Roles & Responsibilities
- Develop Databricks notebooks, jobs, and workflows to replicate and enhance DB2/Guidewire-based pipelines and transformations.
- Implement Delta Lake tables and patterns (bronze/silver/gold, ACID, time travel, schema evolution) for migrated data.
- Integrate Databricks with AWS/S3 or Azure ADLS, ADF/Synapse, Key Vault, and Snowflake as required.
- Optimize Databricks clusters, jobs, and queries for performance and cost.
- Implement incremental loads, CDC patterns, and batch schedules for large datasets.
- Collaborate with Snowflake and dbt teams to ensure consistent data models and data contracts.
- Participate in data validation and reconciliation between DB2 400 / Guiderwire and Databricks outputs.
- Follow coding standards, version control, and CI/CD practices using Git/Azure DevOps.
- Provide defect fixes and support during SIT/UAT and post go-live stabilization.
Experience :
Legacy Demystification & Ingestion (DB2/400 & Guidewire)

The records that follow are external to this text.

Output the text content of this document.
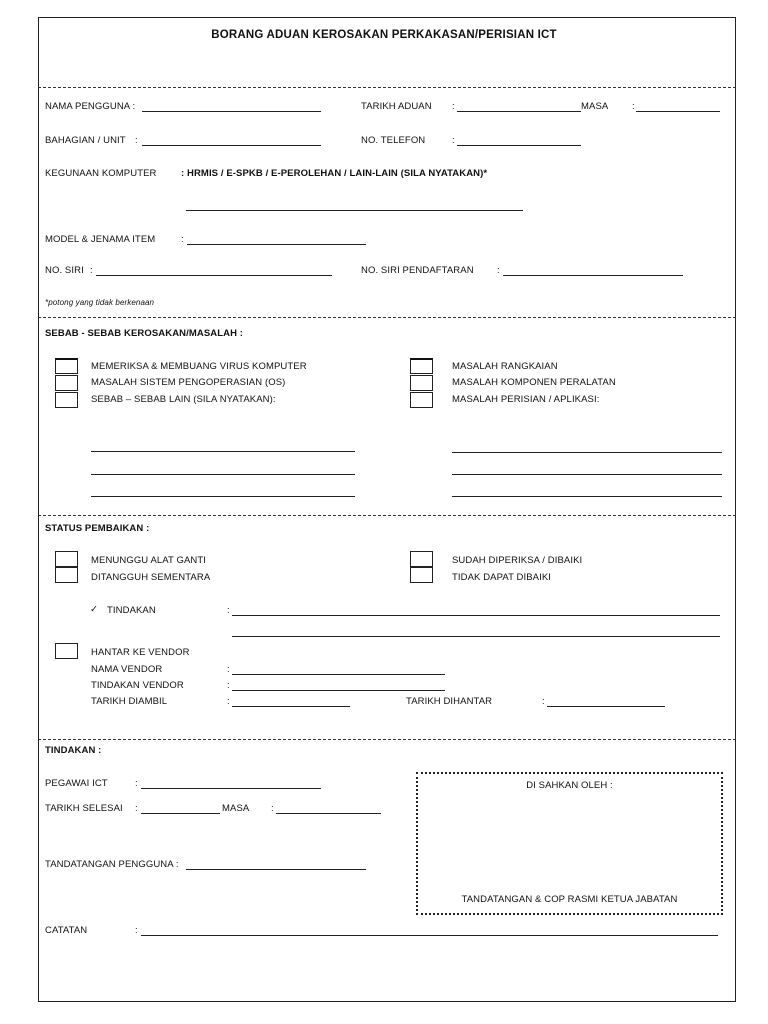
BORANG ADUAN KEROSAKAN PERKAKASAN/PERISIAN ICT
NAMA PENGGUNA :	TARIKH ADUAN :	MASA :
BAHAGIAN / UNIT :	NO. TELEFON	:
KEGUNAAN KOMPUTER	: HRMIS / E-SPKB / E-PEROLEHAN / LAIN-LAIN (SILA NYATAKAN)*
MODEL & JENAMA ITEM	:
NO. SIRI :	NO. SIRI PENDAFTARAN :
*potong yang tidak berkenaan
SEBAB - SEBAB KEROSAKAN/MASALAH :
MEMERIKSA & MEMBUANG VIRUS KOMPUTER
MASALAH SISTEM PENGOPERASIAN (OS)
SEBAB – SEBAB LAIN (SILA NYATAKAN):
MASALAH RANGKAIAN
MASALAH KOMPONEN PERALATAN
MASALAH PERISIAN / APLIKASI:
STATUS PEMBAIKAN :
MENUNGGU ALAT GANTI
DITANGGUH SEMENTARA
SUDAH DIPERIKSA / DIBAIKI
TIDAK DAPAT DIBAIKI
✓ TINDAKAN	:
HANTAR KE VENDOR
NAMA VENDOR	:
TINDAKAN VENDOR	:
TARIKH DIAMBIL	:	TARIKH DIHANTAR	:
TINDAKAN :
PEGAWAI ICT	:
TARIKH SELESAI :	MASA :
TANDATANGAN PENGGUNA :
DI SAHKAN OLEH :
TANDATANGAN & COP RASMI KETUA JABATAN
CATATAN	:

8+ years of experience in databricks with understanding complex legacy data models and getting that data into the cloud:
- Extracting DB2/AS400: Experience with Change Data Capture (CDC) or scheduled batch extractions from DB2 into cloud storage. Involves working through JDBC connections, mapping table dependencies, and re-platforming legacy SQL to distributed computing standards.

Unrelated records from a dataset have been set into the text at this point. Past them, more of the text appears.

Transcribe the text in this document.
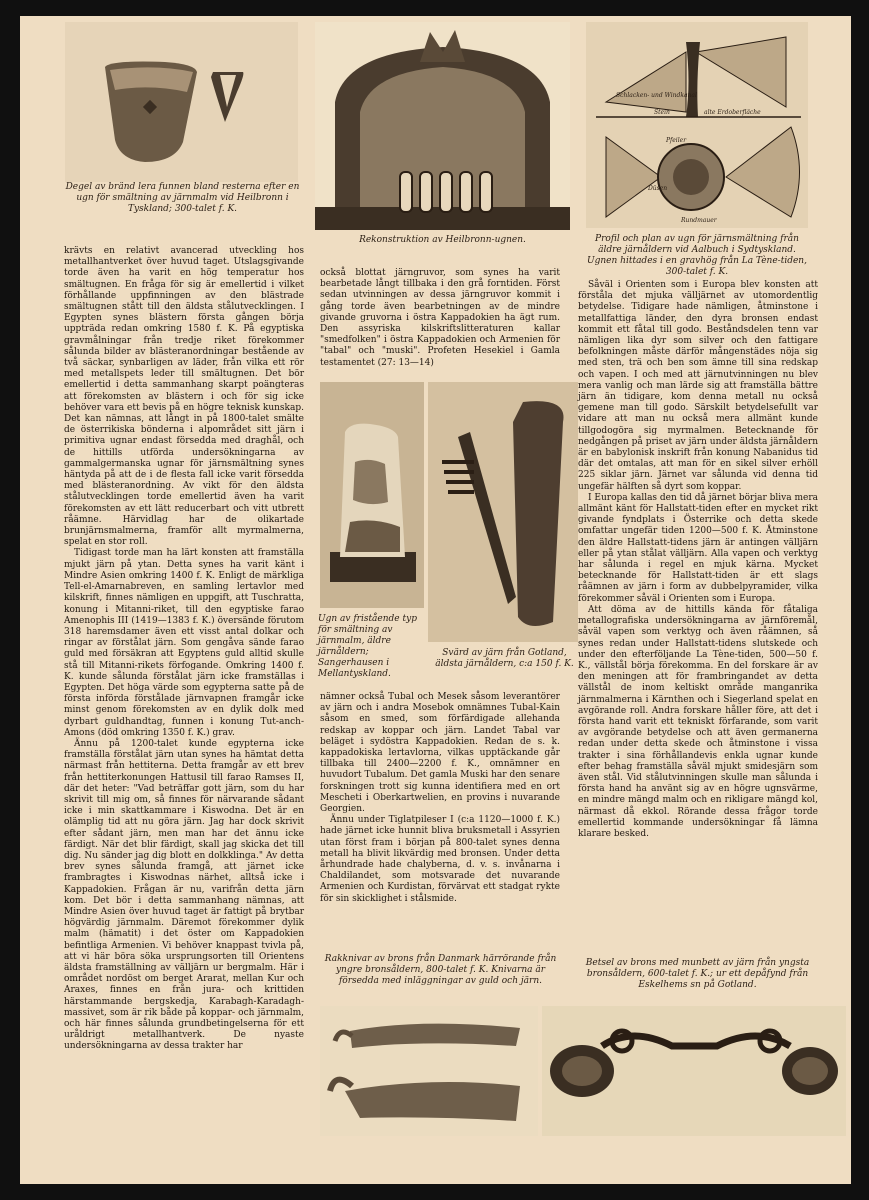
Degel av bränd lera funnen bland resterna efter en ugn för smältning av järnmalm vid Heilbronn i Tyskland; 300-talet f. K.
Rekonstruktion av Heilbronn-ugnen.
Schlacken- und Windkanal
Stein	alte Erdoberfläche
Pfeiler
Düsen
Rundmauer
Profil och plan av ugn för järnsmältning från äldre järnåldern vid Aalbuch i Sydtyskland. Ugnen hittades i en gravhög från La Tène-tiden, 300-talet f. K.

krävts en relativt avancerad utveckling hos metallhantverket över huvud taget. Utslagsgivande torde även ha varit en hög temperatur hos smältugnen. En fråga för sig är emellertid i vilket förhållande uppfinningen av den blästrade smältugnen stått till den äldsta stålutvecklingen. I Egypten synes blästern första gången börja uppträda redan omkring 1580 f. K. På egyptiska gravmålningar från tredje riket förekommer sålunda bilder av blästeranordningar bestående av två säckar, synbarligen av läder, från vilka ett rör med metallspets leder till smältugnen. Det bör emellertid i detta sammanhang skarpt poängteras att förekomsten av blästern i och för sig icke behöver vara ett bevis på en högre teknisk kunskap. Det kan nämnas, att långt in på 1800-talet smälte de österrikiska bönderna i alpområdet sitt järn i primitiva ugnar endast försedda med draghål, och de hittills utförda undersökningarna av gammalgermanska ugnar för järnsmältning synes häntyda på att de i de flesta fall icke varit försedda med blästeranordning. Av vikt för den äldsta stålutvecklingen torde emellertid även ha varit förekomsten av ett lätt reducerbart och vitt utbrett råämne. Härvidlag har de olikartade brunjärnsmalmerna, framför allt myrmalmerna, spelat en stor roll.

Tidigast torde man ha lärt konsten att framställa mjukt järn på ytan. Detta synes ha varit känt i Mindre Asien omkring 1400 f. K. Enligt de märkliga Tell-el-Amarnabreven, en samling lertavlor med kilskrift, finnes nämligen en uppgift, att Tuschratta, konung i Mitanni-riket, till den egyptiske farao Amenophis III (1419—1383 f. K.) översände förutom 318 haremsdamer även ett visst antal dolkar och ringar av förstålat järn. Som gengåva sände farao guld med försäkran att Egyptens guld alltid skulle stå till Mitanni-rikets förfogande. Omkring 1400 f. K. kunde sålunda förstålat järn icke framställas i Egypten. Det höga värde som egypterna satte på de första införda förstålade järnvapnen framgår icke minst genom förekomsten av en dylik dolk med dyrbart guldhandtag, funnen i konung Tut-anch-Amons (död omkring 1350 f. K.) grav.

Ännu på 1200-talet kunde egypterna icke framställa förstålat järn utan synes ha hämtat detta närmast från hettiterna. Detta framgår av ett brev från hettiterkonungen Hattusil till farao Ramses II, där det heter: "Vad beträffar gott järn, som du har skrivit till mig om, så finnes för närvarande sådant icke i min skattkammare i Kiswodna. Det är en olämplig tid att nu göra järn. Jag har dock skrivit efter sådant järn, men man har det ännu icke färdigt. När det blir färdigt, skall jag skicka det till dig. Nu sänder jag dig blott en dolkklinga." Av detta brev synes sålunda framgå, att järnet icke frambragtes i Kiswodnas närhet, alltså icke i Kappadokien. Frågan är nu, varifrån detta järn kom. Det bör i detta sammanhang nämnas, att Mindre Asien över huvud taget är fattigt på brytbar högvärdig järnmalm. Däremot förekommer dylik malm (hämatit) i det öster om Kappadokien befintliga Armenien. Vi behöver knappast tvivla på, att vi här böra söka ursprungsorten till Orientens äldsta framställning av välljärn ur bergmalm. Här i området nordöst om berget Ararat, mellan Kur och Araxes, finnes en från jura- och krittiden härstammande bergskedja, Karabagh-Karadagh-massivet, som är rik både på koppar- och järnmalm, och här finnes sålunda grundbetingelserna för ett uråldrigt metallhantverk. De nyaste undersökningarna av dessa trakter har

också blottat järngruvor, som synes ha varit bearbetade långt tillbaka i den grå forntiden. Först sedan utvinningen av dessa järngruvor kommit i gång torde även bearbetningen av de mindre givande gruvorna i östra Kappadokien ha ägt rum. Den assyriska kilskriftslitteraturen kallar "smedfolken" i östra Kappadokien och Armenien för "tabal" och "muski". Profeten Hesekiel i Gamla testamentet (27: 13—14)

Ugn av fristående typ för smältning av järnmalm, äldre järnåldern; Sangerhausen i Mellantyskland.
Svärd av järn från Gotland, äldsta järnåldern, c:a 150 f. K.

nämner också Tubal och Mesek såsom leverantörer av järn och i andra Mosebok omnämnes Tubal-Kain såsom en smed, som förfärdigade allehanda redskap av koppar och järn. Landet Tabal var beläget i sydöstra Kappadokien. Redan de s. k. kappadokiska lertavlorna, vilkas upptäckande går tillbaka till 2400—2200 f. K., omnämner en huvudort Tubalum. Det gamla Muski har den senare forskningen trott sig kunna identifiera med en ort Mescheti i Oberkartwelien, en provins i nuvarande Georgien.

Ännu under Tiglatpileser I (c:a 1120—1000 f. K.) hade järnet icke hunnit bliva bruksmetall i Assyrien utan först fram i början på 800-talet synes denna metall ha blivit likvärdig med bronsen. Under detta århundrade hade chalyberna, d. v. s. invånarna i Chaldilandet, som motsvarade det nuvarande Armenien och Kurdistan, förvärvat ett stadgat rykte för sin skicklighet i stålsmide.

Såväl i Orienten som i Europa blev konsten att förståla det mjuka välljärnet av utomordentlig betydelse. Tidigare hade nämligen, åtminstone i metallfattiga länder, den dyra bronsen endast kommit ett fåtal till godo. Beståndsdelen tenn var nämligen lika dyr som silver och den fattigare befolkningen måste därför mångenstädes nöja sig med sten, trä och ben som ämne till sina redskap och vapen. I och med att järnutvinningen nu blev mera vanlig och man lärde sig att framställa bättre järn än tidigare, kom denna metall nu också gemene man till godo. Särskilt betydelsefullt var vidare att man nu också mera allmänt kunde tillgodogöra sig myrmalmen. Betecknande för nedgången på priset av järn under äldsta järnåldern är en babylonisk inskrift från konung Nabanidus tid där det omtalas, att man för en sikel silver erhöll 225 siklar järn. Järnet var sålunda vid denna tid ungefär hälften så dyrt som koppar.

I Europa kallas den tid då järnet börjar bliva mera allmänt känt för Hallstatt-tiden efter en mycket rikt givande fyndplats i Österrike och detta skede omfattar ungefär tiden 1200—500 f. K. Åtminstone den äldre Hallstatt-tidens järn är antingen välljärn eller på ytan stålat välljärn. Alla vapen och verktyg har sålunda i regel en mjuk kärna. Mycket betecknande för Hallstatt-tiden är ett slags råämnen av järn i form av dubbelpyramider, vilka förekommer såväl i Orienten som i Europa.

Att döma av de hittills kända för fåtaliga metallografiska undersökningarna av järnföremål, såväl vapen som verktyg och även råämnen, så synes redan under Hallstatt-tidens slutskede och under den efterföljande La Tène-tiden, 500—50 f. K., vällstål börja förekomma. En del forskare är av den meningen att för frambringandet av detta vällstål de inom keltiskt område manganrika järnmalmerna i Kärnthen och i Siegerland spelat en avgörande roll. Andra forskare håller före, att det i första hand varit ett tekniskt förfarande, som varit av avgörande betydelse och att även germanerna redan under detta skede och åtminstone i vissa trakter i sina förhållandevis enkla ugnar kunde efter behag framställa såväl mjukt smidesjärn som även stål. Vid stålutvinningen skulle man sålunda i första hand ha använt sig av en högre ugnsvärme, en mindre mängd malm och en rikligare mängd kol, närmast då ekkol. Rörande dessa frågor torde emellertid kommande undersökningar få lämna klarare besked.

Rakknivar av brons från Danmark härrörande från yngre bronsåldern, 800-talet f. K. Knivarna är försedda med inläggningar av guld och järn.
Betsel av brons med munbett av järn från yngsta bronsåldern, 600-talet f. K.; ur ett depåfynd från Eskelhems sn på Gotland.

- Handling Guidewire Data: Integrating with Guidewire Cloud Data Access (CDA) or InsuranceSuite to replicate complex P&C (Property & Casualty) insurance schemas. Senior engineers parse these highly normalized operational databases and transform them into analytical-friendly schemas in the cloud.
- Architecture & Pipeline Development
The core of the experience involves transitioning these legacy, row-based stores into a scalable Medallion Architecture (Bronze, Silver, Gold layers):
- Delta Lake Optimization: Using Databricks and Apache Spark to build ETL/ELT data pipelines with ACID transactions. Senior engineers handle schema evolution, upserts, and slowly changing dimensions (SCD Type 2).
- Business Logic Refactoring: Translating rigid legacy procedural code (e.g., RPG/COBOL background logic, stored procedures) into scalable distributed patterns (PySpark, Spark SQL, and Scala).
- Data Governance & Observability
A senior engineer is expected to govern vast amounts of incoming and generated data across the enterprise:
- Unity Catalog: Implementing strict data governance, lineage tracing, and table-level security.
- Data Quality: Automating data validation frameworks to ensure a seamless transition from legacy to modern systems without data loss or corruption.
- Integration with the Databricks Platform Ecosystem
Moving beyond basic storage to utilizing the full power of the Databricks Data Intelligence Platform:
- Serverless Compute: Managing Databricks serverless resources, ensuring optimal cluster sizing, and reducing compute costs.
- Streaming and Batch Workflows: Building event-driven pipelines using features like Databricks Auto Loader to ingest flat files and streaming records directly into Delta tables.